Numbers of livestock diseases are; most common sheep diseases are Peste Des Petits ruminants (KATA), PPR, Pneumonia, Piro Plasmosis, Fascioliasis, Ticks & Mange, sheep pox, Lungs & Stomach worm, and Liver fluke. Sometimes the disease causes an epidemic condition in the area. If treatment is not present on time the animal gets weaker and weaker and ultimately die. It is recommended the animals are accurately vaccinated before joining in the farm.

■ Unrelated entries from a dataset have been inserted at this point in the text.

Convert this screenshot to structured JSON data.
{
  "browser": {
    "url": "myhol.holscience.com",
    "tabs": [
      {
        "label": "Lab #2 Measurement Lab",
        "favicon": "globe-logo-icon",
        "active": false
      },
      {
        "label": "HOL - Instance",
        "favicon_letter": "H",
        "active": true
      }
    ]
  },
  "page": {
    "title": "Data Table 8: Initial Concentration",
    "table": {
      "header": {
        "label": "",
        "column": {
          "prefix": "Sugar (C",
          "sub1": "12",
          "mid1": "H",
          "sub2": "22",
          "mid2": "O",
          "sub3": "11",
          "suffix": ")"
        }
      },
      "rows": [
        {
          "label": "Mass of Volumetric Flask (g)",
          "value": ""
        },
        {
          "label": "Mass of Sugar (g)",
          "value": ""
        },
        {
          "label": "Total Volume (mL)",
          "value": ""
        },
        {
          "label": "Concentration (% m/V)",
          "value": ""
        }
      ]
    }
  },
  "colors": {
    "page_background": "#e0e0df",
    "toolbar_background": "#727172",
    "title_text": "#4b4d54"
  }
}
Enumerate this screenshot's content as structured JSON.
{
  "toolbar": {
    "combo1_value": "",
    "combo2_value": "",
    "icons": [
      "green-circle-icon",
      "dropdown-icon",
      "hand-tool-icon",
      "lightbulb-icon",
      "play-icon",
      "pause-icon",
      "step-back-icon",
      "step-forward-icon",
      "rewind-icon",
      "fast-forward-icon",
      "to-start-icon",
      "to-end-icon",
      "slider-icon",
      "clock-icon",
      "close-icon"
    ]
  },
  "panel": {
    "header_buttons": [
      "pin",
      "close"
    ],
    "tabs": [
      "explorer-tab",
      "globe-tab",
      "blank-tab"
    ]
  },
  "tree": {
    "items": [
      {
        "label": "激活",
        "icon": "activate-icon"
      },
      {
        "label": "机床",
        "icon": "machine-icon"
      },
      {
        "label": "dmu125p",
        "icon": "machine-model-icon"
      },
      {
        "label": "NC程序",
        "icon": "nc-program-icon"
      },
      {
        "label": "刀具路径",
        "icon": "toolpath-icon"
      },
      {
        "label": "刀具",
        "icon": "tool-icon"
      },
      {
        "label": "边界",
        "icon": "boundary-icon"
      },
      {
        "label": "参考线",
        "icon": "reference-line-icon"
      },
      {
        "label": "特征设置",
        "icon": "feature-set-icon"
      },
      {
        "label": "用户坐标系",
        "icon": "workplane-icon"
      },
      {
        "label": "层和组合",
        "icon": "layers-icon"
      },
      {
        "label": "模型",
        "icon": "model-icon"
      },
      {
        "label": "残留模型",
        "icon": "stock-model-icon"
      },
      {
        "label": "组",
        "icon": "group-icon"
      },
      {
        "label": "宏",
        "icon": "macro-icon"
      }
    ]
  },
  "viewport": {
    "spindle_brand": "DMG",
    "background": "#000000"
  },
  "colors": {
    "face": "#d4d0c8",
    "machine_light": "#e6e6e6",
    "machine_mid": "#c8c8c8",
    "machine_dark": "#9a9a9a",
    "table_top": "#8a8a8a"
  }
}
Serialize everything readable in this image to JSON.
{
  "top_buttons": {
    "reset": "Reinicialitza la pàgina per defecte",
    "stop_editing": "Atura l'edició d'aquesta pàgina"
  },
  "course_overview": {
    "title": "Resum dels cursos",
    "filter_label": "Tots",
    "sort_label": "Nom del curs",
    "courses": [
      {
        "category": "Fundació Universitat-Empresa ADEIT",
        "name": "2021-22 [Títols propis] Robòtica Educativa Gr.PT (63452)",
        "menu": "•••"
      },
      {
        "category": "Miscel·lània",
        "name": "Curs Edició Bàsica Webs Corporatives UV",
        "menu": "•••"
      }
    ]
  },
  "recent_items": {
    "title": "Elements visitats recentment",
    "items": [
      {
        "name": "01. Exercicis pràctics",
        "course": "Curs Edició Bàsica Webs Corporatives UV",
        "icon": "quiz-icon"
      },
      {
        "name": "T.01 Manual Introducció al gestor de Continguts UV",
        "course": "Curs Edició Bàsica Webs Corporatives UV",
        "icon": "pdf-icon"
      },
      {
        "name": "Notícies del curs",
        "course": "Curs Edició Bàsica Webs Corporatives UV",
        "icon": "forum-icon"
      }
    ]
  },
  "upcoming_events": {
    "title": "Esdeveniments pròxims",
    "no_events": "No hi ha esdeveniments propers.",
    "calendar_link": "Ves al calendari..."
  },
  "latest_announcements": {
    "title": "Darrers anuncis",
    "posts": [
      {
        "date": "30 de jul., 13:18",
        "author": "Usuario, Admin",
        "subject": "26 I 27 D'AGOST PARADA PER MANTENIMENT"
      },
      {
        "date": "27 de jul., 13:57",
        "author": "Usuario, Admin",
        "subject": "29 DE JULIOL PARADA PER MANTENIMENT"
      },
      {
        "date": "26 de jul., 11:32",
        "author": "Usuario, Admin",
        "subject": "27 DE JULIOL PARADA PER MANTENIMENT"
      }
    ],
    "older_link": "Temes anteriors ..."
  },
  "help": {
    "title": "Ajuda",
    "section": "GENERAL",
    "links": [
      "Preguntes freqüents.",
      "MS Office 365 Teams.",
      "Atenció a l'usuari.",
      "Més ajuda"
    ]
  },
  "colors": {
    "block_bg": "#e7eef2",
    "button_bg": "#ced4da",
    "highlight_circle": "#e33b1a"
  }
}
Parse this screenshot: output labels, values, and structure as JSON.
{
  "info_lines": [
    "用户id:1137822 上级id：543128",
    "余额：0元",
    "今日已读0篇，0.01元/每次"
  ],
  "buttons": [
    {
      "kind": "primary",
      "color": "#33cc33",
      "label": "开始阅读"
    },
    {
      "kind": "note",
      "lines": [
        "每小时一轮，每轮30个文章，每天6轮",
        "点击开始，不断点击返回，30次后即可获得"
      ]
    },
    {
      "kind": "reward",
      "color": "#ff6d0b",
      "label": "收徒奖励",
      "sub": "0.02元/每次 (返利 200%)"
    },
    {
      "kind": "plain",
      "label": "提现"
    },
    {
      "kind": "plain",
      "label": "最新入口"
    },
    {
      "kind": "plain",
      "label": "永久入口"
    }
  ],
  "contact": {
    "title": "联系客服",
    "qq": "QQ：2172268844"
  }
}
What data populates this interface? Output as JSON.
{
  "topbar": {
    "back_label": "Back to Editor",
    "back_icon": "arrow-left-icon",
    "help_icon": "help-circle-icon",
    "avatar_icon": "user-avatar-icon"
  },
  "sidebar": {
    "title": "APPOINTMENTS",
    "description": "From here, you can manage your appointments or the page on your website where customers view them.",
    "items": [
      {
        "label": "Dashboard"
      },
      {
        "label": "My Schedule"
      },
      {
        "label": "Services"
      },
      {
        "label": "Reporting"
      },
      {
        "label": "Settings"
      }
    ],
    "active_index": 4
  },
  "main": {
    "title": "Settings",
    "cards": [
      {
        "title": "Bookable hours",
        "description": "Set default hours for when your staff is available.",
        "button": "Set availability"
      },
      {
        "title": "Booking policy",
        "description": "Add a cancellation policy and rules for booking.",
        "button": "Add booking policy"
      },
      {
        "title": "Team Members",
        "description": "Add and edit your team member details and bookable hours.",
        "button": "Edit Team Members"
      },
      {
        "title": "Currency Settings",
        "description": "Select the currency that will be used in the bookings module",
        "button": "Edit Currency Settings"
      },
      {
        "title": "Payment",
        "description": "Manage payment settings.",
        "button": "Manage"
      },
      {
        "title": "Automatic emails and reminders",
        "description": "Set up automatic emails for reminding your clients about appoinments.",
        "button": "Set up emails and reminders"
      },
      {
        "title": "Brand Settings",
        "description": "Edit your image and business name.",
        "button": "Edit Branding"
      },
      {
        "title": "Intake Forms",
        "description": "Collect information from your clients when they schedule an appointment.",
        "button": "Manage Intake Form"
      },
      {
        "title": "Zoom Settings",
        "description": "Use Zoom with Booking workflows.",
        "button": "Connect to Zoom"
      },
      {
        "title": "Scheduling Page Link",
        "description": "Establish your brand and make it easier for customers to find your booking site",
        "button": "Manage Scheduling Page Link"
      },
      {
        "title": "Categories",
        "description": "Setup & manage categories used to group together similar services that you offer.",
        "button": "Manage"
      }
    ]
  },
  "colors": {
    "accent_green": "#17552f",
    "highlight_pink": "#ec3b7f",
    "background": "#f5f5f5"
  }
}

Health problems of fattening sheep are correlated to the prevalent diseases in respective areas. In almost all places visited, liver fluke (Faciolia hepatica and Facila giagantica) was mentioned as the major health problem for sheep. Other internal parasites contain lungworm, ticks, and pneumoniare. Anthrax was observed in some areas. Different strains of ovine pasteurellosis cause death of sheep. Generally, the disease was not mentioned as the main constraint for fattening sheep. Fatteners who depend on purchased animals for fattening noted that the health position of the animals upon purchase, especially with regard to parasitic load, is generally not known.
Risks associated with sheep fattening
The main risk associated with sheep fattening action is the loss of animals. This can be due to disease, predators or theft. Price fluctuation is another risk related to sheep fattening. To minimize risks associated with the disease, there is a requirement to enhance the service delivery system and ensure the availability of enough health services. Strategic deworming and proper vaccination should be developed and in place. Risks associated with predators and theft can be minimized using suitable housing. Selling animals at the right time when the demand for fattened sheep is high is an excellent strategy to avoid loss of profit due to lack of demand. The lack of insurance system for sheep fattening was mentioned as a reason for not getting an opportunity to minimize the risk of the business.